Wednesday, September 1, 2010

Peeking Under Rocks

The entertained public is a puzzlement to me at times. Routinely, the confusion stems from the unexplainable success of indescribably awful trash. Other times, I find myself amazed as to why some pre-packaged piece of trash, which all indicators and marketing experts predict hit status for, fail so miserably. Don't get me wrong, this pleases me. But I don't get it. If you liked the last turd, what made you suddenly develop aesthetics?

There are also times when the entertained public rewards something stellar. Inception is one of those times. After seeing it, part of me is thrilled that a complicated story could continue to do well at the box office. Nolan has intriguing way of telling a story that's very literary in nature, but translates wonderfully to film. It's nice to see people interested in it...even if most of them are only interested in seeing cities fold in half or people walking on walls. Which brings me to the point of this post:

I'm amazed at the overwhelming inability of many people to grasp a layered story.

In every article I've read and most online reviews, there is this prevailing theme of having to see the movie more than once to get everything that is going on. The majority opinion is that the movie is 'soooo confusing'. Huh? It was? I mean, it was complex and layered, but it wasn't confusing. If you paid attention, it wasn't hard to keep track of the plot. You had to think, but they were constantly reminding you visually or directly of where you were and what was happening. It wasn't Finnagens Wake for crying out loud!

So while the movie's success is pleasing, the revelation concerning the public's lack of comprehension skills, ability to think on multiple levels or understand inventive storytelling is very upsetting. I see this all of the time in book reviews too, where people only read the action on the surface and not any of the under layers. As someone who obsesses about the under layers, the extended metaphors, and importance of the moments in between action, this trend disturbs me.

Am I expecting everyone to see that the pace of Pure Sunshine mirrors the peaks the valleys of an acid trip? Not really. Do I think readers will pick up on the fact that the ever diverging interpretations of the same moments by Henry and Catherine in The Heights are symbolic of how fate is pulling them apart? I hope so. Did I expect people to pick up on the metaphor of the appeal of fascism in Zombie Blondes? I did and I expected too much of too many people apparently.

So while I hope that Inception's success will spawn more complex movies with the budget for visuals currently reserved mostly for garbage, I won't hold my breath. Because let's be honest, most people just wanted to see cities fold in half and people walk on walls. I will just have to take comfort in knowing that those people probably suck at checkers.

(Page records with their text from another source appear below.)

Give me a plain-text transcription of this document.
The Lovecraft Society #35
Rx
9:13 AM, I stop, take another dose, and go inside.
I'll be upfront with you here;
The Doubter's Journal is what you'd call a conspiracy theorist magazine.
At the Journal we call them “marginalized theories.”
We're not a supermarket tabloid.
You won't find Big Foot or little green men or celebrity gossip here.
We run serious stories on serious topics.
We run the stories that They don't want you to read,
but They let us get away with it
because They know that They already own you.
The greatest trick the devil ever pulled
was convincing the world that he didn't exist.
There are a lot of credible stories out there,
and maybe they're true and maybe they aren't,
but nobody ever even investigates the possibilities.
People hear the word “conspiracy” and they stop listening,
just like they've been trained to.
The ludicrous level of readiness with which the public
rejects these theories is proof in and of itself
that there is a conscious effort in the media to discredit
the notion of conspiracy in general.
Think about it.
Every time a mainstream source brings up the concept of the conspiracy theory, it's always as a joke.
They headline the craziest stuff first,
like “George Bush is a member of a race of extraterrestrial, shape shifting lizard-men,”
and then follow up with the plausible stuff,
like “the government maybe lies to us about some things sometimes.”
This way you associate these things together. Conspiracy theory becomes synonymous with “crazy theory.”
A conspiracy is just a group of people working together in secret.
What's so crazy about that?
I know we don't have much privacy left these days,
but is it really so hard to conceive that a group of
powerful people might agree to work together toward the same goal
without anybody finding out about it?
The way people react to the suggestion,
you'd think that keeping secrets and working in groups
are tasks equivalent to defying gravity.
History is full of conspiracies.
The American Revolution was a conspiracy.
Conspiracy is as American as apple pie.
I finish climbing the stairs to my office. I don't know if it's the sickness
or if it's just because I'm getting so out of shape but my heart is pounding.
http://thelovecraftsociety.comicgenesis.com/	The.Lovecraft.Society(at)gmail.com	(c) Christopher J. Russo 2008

  1. "No one ever went broke underestimating the taste of the (American) public."
    H.L. Mencken

    He coined a quasi-scientific term for the ignorant American Joe -- "Boobus Americanus." His account of the Scopes "Monkey Trial" so enraged locals that police had to rescue him from an angry mob.

    Not just Americans of course, though I dd get in terrible trouble with an American blogger joking about religion - something very common in Europe.

    I blogged about this brilliant article (on a local forum) yesterday:

    and no one got it.

  2. Paying attention is a past time only a few individuals and the older generations understand.

    I blame it on the internet age and the quickness of trivial bits of partial information delivered to the individual by the invisible airways. Ie: twitter tweets and status updates of 1 to 2 lines of mostly unuseful information - otherwise the viewer would have to "pay attention" longer than 30 seconds.

    And "those people" probably don't know checkers is really a board game not a computer game.


  3. Hermes- great quote and great article. I heard about the multiverse theory and the creating universes theories from a program last summer and it has fascinated me since. I'm big astronomy buff. But in all fairness to those who don't get, it's a slightly more complex idea than Inception.

    I disagree with the article's conclusion though about us being created in the designer's image because we are able to know. I actually question what we really do know. We only know what our limited primate brains are able to perceive. And the way our brains work, forces us into making conclusions and coming to understandings no matter how faulty they may be.

    Connie- You're absolutely right.

    But what is really worrisome is that there are vivacious readers out there, who don't know how really read.

  4. By a strange coincidence Brian- very big in our papers over here today:

    Personally I completely agree with your point. Been reading up on the Elizabethan John Dee today and there was a mind unlimited.